Case update (1): Disability discrimination – are you in the know?

disability discriminationWe continue with our theme from November’s Newsletter of cases dealing with disability discrimination and this is a further case on when an employer may, or may not, be ‘in the know’ about an employee’s disability.

Summary:  Does an employer know that an employee is disabled even when it is provided with a bald (but incorrect) assertion by its Occupational Health service that the employee is not disabled?

Yes, says the Court of Appeal in Gallop v Newport City Council [2013].

Facts:  Mr Gallop was employed by Newport City Council.  He went off sick and told Newport City Council that he was suffering from stress, with symptoms including lack of sleep and appetite, headaches and nausea.  Mr Gallop was diagnosed by his GP as suffering from depression brought on by work-related stress. Newport City Council referred him to their Occupational Health service (OH) which reported that he had “stress-related symptoms” but there were no signs of clinical depression. On a number of occasions over the course of the next few years, Mr Gallop was signed off sick, with what OH said was a work-related “stress-related illness”. However, OH did not consider that he had a “depressive illness”.  OH further simply stated that Mr Gallop’s medical condition did not meet the legal definition of disability, but without further detail.

Finally, Mr Gallop was cleared to return to work by both OH and his GP. However, Newport City Council promptly suspended him, following bullying allegations. These allegations led to his dismissal.

Mr Gallop brought Tribunal claims for unfair dismissal and disability discrimination. Whilst his claim for unfair dismissal was successful, his claim for disability discrimination failed both in the Tribunal and the EAT, where it was decided that, in view of the findings of the Occupational Health report, the employer had not known at the relevant times that he was disabled, and therefore could not have discriminated against him on the grounds of his disability.

The Court of Appeal overturned the decision of the EAT and found that Newport City Council was not entitled to merely rely on the opinion of OH.  The Court of Appeal stated that, although an employer should correctly seek assistance and guidance from an Occupational Health report or other medical expertise, it is ultimately for the employer itself to make its own factual judgment as to whether or not the employee is disabled.  An employer cannot simply “rubber stamp” an external opinion.

The Court of Appeal added that the case emphasises that an employer, when seeking advice from external clinicians, should not ask general questions about whether an employee is disabled within the meaning of the discrimination legislation. Instead, the employer should ask specific practical questions, directed to the particular circumstances of the employee’s putative disability. The answers to these questions will help the employer to judge whether the criteria for disability are satisfied.

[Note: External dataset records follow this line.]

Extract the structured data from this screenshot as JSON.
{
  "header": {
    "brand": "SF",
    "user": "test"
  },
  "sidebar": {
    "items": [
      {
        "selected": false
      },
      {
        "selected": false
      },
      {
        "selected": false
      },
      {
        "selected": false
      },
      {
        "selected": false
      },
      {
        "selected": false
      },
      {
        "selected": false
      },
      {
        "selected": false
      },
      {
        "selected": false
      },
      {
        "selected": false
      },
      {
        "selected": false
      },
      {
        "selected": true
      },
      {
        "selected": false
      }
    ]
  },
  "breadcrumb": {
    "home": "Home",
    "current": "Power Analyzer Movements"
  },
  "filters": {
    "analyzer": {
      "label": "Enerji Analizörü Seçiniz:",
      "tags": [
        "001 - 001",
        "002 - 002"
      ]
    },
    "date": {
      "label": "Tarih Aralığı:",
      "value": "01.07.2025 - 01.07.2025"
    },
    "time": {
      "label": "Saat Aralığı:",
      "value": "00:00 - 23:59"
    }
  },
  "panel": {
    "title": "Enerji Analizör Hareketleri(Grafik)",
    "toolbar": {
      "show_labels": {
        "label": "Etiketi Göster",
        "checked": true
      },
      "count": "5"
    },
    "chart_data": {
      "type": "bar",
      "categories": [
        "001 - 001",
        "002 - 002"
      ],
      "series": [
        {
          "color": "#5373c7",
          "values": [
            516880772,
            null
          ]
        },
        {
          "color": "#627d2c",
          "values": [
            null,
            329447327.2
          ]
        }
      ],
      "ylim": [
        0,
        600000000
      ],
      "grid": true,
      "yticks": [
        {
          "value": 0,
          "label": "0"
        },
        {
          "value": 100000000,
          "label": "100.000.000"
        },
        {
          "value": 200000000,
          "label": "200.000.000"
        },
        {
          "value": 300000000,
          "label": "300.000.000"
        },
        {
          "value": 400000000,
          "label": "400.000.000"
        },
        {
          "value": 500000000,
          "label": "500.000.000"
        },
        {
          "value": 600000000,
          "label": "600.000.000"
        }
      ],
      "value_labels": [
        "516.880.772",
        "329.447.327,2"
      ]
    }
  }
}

Implications: It is somewhat worrying that the EAT is saying that it is not sufficient for an employer to rely on Occupational Health opinion that an employee is not disabled.  Is it not usually entirely reasonable for an employer to leave that matter to a highly qualified expert such as an OH adviser?  Clearly, employers will need to take care not to outsource their ultimate judgement on the legal test of disability to an Occupational Health adviser.  You will of course still need to seek medical advice, but it is important to ask sufficiently searching questions so as to allow you the employer, not the company doctor, to ultimately decide the disability question.

The Court of Appeal has given clear practical guidance to employers on this point: when asking occupational health questions that might help inform a view that an employee is or is not disabled, employers must ask specific practical questions directed to the particular circumstances of the alleged disability.